Lewis, who is set to deliver a talk at the National Science Week in Sydney, said that without warp drive space travel, colonising the universe is unlikely to happen for mankind. "The big problem we have, the speed of light, while fast - 300,000 kilometres per second - the distances involved are immense, so even travelling at the speed of light, it would take four years to go to the nearest star and two million years to go to the nearest large galaxy. These distances would stop you colonising the universe ... so you would need some sort of way to beat that speed limit, and Einstein's theory of relativity gives it to you."
He said a conventional rocket thruster would never be enough to build a warp drive and instead scientists will need a material that has a negative density energy – a material that we do not currently have. This negative energy can bend space time meaning all sorts of time-related phenomenon could become possible including warp drives and time travel.
Unfortunately, nature imposes strict constraints on the magnitude and duration of negative energy meaning the construction of warp drives is highly unlikely.
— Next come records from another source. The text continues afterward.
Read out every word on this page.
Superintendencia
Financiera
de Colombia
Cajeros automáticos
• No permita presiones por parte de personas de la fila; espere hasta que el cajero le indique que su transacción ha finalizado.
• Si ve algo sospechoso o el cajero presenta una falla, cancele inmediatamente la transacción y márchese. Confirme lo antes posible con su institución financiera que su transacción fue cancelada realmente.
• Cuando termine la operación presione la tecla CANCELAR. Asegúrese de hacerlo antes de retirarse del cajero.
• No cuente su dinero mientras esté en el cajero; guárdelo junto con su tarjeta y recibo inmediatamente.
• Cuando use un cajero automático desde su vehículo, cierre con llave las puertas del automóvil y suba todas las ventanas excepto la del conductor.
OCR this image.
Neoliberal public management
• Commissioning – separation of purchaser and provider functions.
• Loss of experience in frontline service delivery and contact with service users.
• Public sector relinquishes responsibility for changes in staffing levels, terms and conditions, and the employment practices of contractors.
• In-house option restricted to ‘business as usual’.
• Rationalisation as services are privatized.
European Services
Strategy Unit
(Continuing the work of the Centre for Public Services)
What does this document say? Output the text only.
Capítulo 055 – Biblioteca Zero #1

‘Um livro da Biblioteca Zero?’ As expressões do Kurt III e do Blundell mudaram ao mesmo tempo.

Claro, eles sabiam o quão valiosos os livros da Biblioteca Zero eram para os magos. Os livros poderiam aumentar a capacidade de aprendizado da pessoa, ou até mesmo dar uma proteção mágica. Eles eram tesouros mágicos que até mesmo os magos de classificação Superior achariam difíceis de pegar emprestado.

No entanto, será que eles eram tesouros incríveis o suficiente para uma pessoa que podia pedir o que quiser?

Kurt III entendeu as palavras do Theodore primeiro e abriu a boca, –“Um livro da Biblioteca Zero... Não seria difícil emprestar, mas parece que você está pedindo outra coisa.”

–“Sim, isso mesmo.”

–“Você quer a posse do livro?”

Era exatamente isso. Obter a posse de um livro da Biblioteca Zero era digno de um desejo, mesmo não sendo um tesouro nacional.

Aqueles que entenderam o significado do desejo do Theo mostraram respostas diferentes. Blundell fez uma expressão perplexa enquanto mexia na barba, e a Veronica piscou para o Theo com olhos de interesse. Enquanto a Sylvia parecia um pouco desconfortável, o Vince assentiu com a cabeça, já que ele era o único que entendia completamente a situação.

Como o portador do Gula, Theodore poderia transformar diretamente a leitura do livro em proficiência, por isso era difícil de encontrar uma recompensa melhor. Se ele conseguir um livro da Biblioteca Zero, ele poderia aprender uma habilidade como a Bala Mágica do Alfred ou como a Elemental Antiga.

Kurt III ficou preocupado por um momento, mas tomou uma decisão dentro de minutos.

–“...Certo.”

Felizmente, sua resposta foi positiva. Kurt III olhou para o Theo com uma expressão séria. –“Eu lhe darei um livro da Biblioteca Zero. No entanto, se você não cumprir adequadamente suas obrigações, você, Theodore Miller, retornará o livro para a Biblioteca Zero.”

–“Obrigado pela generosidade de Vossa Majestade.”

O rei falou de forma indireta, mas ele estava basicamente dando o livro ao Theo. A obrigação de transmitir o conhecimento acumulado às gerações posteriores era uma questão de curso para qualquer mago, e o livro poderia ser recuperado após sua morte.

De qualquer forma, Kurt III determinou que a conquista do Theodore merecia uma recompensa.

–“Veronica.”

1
They would also probably produce gravitational fields that would rip everything to shreds.
Lewis said we are not close to creating a warp drive, but in the distant future it is not outside the realms of possibility: "It is not a material that we actually have in our hands, but there are signs that there are aspects of the universe that actually have this kind of property.
"Empty space itself has a negative energy density. The big question is if we could mine it and shape it, we would basically have a warp drive there and then, but we just don't know if that's possible."
He added that many theoretical concepts turned out to be possible hundreds of years after they were first proposed – so why not warp speeds?: "You just have to look at the work of Newton 400 years ago, and even people who work in quantum physics 100 years ago, and those things are real today and they started off as dreams essentially. Einstein's theory is already a hundred years old, but we have only started to scratch the surface. I think in the next 100 or 1,000 years we will reveal a lot more about the universe and maybe this hyper-fast travel will be realisable."
A statement from Nasa in March also said warp speed is impossible at present, but could be realised one day: "Science fiction writers have given us many images of interstellar travel, but travelling at the speed of light is simply imaginary at present... There are many 'absurd' theories that have become reality over the years of scientific research. But for the near future, warp drive remains a dream."